Four fundamental things have to be right on the economic or demand side.

Firstly, a place must have a critical mass of businesses. Business density (number of businesses per head of population) has to be as high as possible. Therefore, all places should be keen to stimulate new firm creation – irrespective of the industry. This has spatial implications.

Secondly, places have actual and potential industrial strengths (financial services in London or chemicals on Teeside) and these must be supported and further strengthened. It follows that understanding what these actual and potential strengths are is important and a strategy to enhance them will also have spatial implications.

Thirdly, industrial strengths or specialisms often need shared spatial solutions to business problems. The Stock Exchange was a spatial solution to the need for businesses to exchange ownership papers. Exhibition space is necessary for small fashion designers jointly to show new products to retailers.  Understanding the strategic relationship between the market needs of an industry and the spatial implications of those, is crucial.

Fourthly, new businesses and businesses that are associated with a place industrial strength must be supported. This support must in particular address the continuing need for innovation. This might come from further and higher education or management consultancy or private sector research and development.  Encouraging the presence of these related businesses and organisations also has spatial implications.

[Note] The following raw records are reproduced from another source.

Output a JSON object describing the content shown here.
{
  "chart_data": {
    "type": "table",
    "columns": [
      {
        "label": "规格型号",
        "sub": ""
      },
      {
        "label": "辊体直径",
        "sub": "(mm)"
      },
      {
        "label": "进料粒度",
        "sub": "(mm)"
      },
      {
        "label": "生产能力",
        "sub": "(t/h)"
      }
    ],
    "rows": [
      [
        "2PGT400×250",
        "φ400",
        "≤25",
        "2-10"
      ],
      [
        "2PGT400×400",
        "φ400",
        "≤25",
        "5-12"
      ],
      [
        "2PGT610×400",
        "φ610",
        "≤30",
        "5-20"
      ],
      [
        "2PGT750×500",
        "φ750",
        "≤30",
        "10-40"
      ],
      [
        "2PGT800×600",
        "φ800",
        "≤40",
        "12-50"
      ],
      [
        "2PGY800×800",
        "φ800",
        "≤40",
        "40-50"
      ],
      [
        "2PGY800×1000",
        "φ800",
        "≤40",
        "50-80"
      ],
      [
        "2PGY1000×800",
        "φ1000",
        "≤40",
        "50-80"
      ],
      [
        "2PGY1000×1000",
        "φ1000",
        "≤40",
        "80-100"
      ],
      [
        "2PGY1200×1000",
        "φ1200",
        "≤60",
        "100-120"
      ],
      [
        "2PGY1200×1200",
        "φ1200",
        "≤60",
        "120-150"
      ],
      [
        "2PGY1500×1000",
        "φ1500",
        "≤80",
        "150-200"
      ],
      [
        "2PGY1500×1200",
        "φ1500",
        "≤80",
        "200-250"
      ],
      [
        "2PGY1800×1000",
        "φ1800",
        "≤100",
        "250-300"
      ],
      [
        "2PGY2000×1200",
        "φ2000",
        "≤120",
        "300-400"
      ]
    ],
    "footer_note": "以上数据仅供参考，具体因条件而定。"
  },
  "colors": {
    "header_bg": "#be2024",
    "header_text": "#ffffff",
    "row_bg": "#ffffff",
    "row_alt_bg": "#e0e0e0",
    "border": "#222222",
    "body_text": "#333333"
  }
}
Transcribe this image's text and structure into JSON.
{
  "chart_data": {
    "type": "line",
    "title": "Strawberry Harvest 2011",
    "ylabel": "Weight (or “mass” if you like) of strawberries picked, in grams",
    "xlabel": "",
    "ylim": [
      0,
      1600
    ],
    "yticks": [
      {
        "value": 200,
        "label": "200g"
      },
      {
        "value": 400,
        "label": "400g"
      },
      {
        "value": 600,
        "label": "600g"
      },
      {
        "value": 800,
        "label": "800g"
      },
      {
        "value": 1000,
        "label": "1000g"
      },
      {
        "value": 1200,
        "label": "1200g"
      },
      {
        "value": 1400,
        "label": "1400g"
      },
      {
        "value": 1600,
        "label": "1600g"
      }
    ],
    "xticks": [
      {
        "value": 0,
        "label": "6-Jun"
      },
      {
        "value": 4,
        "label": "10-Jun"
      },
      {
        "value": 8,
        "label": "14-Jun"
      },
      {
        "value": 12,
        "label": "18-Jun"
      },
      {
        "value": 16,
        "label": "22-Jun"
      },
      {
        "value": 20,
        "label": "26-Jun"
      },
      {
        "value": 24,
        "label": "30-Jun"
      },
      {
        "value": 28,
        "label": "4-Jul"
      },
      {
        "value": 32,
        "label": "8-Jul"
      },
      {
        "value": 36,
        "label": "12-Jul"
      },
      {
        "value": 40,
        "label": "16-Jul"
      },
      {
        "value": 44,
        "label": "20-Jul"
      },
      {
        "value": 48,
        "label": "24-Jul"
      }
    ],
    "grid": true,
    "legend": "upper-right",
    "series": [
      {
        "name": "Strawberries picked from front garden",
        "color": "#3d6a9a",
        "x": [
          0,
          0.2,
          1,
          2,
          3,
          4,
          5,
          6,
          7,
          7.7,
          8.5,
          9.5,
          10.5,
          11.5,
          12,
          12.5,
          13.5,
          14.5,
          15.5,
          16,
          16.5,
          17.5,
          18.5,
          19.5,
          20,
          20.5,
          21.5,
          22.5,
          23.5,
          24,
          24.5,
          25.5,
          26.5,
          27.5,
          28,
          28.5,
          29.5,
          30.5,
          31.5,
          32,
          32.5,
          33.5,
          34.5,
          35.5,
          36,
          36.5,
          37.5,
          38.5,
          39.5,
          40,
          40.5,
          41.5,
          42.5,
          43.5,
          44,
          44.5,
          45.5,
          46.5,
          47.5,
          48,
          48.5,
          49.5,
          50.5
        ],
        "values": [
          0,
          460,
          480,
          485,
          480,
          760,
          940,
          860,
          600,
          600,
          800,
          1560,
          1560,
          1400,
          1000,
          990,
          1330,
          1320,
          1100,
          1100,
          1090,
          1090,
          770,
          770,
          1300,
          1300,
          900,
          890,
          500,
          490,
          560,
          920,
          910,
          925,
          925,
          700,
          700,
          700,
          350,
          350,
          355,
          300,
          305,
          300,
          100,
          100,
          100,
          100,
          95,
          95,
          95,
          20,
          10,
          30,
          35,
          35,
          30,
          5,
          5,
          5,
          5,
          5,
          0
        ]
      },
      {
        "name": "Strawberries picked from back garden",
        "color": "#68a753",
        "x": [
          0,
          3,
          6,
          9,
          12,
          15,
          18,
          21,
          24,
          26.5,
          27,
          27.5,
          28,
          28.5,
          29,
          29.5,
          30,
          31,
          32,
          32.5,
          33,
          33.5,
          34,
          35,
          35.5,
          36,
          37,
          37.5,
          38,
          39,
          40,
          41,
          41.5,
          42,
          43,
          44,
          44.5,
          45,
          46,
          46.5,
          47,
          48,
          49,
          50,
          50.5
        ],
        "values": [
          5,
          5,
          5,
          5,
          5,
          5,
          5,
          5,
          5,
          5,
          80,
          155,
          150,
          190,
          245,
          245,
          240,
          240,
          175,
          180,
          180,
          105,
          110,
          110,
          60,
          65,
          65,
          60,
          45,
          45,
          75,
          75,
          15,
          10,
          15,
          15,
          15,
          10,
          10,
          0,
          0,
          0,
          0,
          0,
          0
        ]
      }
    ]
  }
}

Permalink: http://www.gavurin.com/econspat (copy'n'paste)


Comments (1)


Comment At 03:46 PM on 17 Sep 2008
Author: helen utteridge

Wrote: i guess these arguments add weight to the govt decision to do away with regional assemblies and the production of seperate regional spatial strategies and economic strategies and moved towards a single regional strategy come 2010. easier said than done mind considering the RSS takes years to approve whilst economic strategy is in comparison easy as pie!